Living Past Your Diagnosis

Jeremiah 33:6 (NKJV)
Behold, I will bring to it health and healing, and I will heal them and reveal to them abundance of prosperity and security.
Have you ever been given a diagnosis about your health that literally stops you in your tracks? As the doctor is speaking to you its as if you are floating. Your mind begins to race and it feels like a piece of you is dying on the inside. You see lips moving, but the world around you freezes and silence enters the room. The flesh responds and tells us to believe and accept the diagnoses. But there is something inside that speaks to you and tells you to keep the faith.
This has happened twice in my life and both incidents really stick out. The first was when I was diagnosed with dyslexia, which as a child, I had know idea what it meant. I just knew my mother would take me to another school after my regular school day ended. As I got older I began to understand how dyslexia affected my life. It wasn’t really the disorder that was the problem it was how the world, my peers,and teachers treated and responded to me. Much of the time I was treated like I was incompetent and unable to read or write. It happened so often that I began to believe and live into my illness. It really wasn’t until my 30’s that I heard God’s voice telling me to ignore those comments and know that I am good enough and smart enough to live into his purpose and will for my life.
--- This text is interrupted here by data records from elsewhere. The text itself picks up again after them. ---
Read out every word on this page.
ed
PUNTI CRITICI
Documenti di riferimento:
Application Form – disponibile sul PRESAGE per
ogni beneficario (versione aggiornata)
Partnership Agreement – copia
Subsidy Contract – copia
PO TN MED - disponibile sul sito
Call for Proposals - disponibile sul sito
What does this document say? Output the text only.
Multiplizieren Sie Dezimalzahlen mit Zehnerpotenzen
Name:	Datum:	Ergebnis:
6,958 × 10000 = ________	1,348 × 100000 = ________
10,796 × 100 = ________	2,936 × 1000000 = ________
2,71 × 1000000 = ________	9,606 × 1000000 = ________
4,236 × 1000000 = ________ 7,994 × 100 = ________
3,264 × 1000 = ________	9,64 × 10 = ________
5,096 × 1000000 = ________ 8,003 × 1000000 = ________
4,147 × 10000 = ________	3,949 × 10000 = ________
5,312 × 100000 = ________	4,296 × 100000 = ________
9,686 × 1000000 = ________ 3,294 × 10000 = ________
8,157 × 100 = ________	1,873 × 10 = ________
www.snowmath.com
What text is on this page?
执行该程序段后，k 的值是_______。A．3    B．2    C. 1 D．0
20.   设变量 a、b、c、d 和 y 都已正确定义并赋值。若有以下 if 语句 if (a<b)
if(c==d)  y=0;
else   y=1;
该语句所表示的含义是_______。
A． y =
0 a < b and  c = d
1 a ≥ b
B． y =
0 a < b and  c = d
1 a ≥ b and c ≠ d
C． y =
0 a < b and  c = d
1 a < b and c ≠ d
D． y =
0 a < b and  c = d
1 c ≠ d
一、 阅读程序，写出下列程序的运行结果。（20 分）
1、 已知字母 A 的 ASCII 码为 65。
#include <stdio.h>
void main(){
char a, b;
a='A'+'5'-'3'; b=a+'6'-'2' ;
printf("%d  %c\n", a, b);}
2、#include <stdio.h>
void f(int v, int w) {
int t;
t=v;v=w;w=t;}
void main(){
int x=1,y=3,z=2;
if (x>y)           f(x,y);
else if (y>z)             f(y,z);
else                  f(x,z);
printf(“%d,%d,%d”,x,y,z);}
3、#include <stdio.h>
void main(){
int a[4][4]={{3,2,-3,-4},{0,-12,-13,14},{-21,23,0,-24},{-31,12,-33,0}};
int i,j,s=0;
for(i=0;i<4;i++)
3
The second time was when I was diagnosed with MS. But this time I was determined to handle my diagnosis differently. It was a decision, a choice. I would not allow this disease to define me. Everyday I am choosing to live past my diagnosis. I like to believe that it’s God’s way of giving me a second chance. And, telling me to live to the fullest each day with purpose and intentionally.
You’re probably thinking what does that mean? What does it look like? My first response is don’t live into the diagnosis, live past it. Don’t let your disease define you. Yes, I may not move like I use to, but I still have breath. As long as I have breath I will seek, pray and praise God. I enjoy my husband, children, family friends, work in my church and community. I don’t have pity parties and won’t let others have one for me. I speak life into every step I take and every move I make. Don’t let your diagnosis or circumstance stop you or define you…keep living life because God still has work for you.

Dear God,
Thank you for give me a second chance and changing my outlook on life. I want to give you all the praise for continuing to show up in my life. Please order by steps and guide me to do your will today not mine as I go out into the world.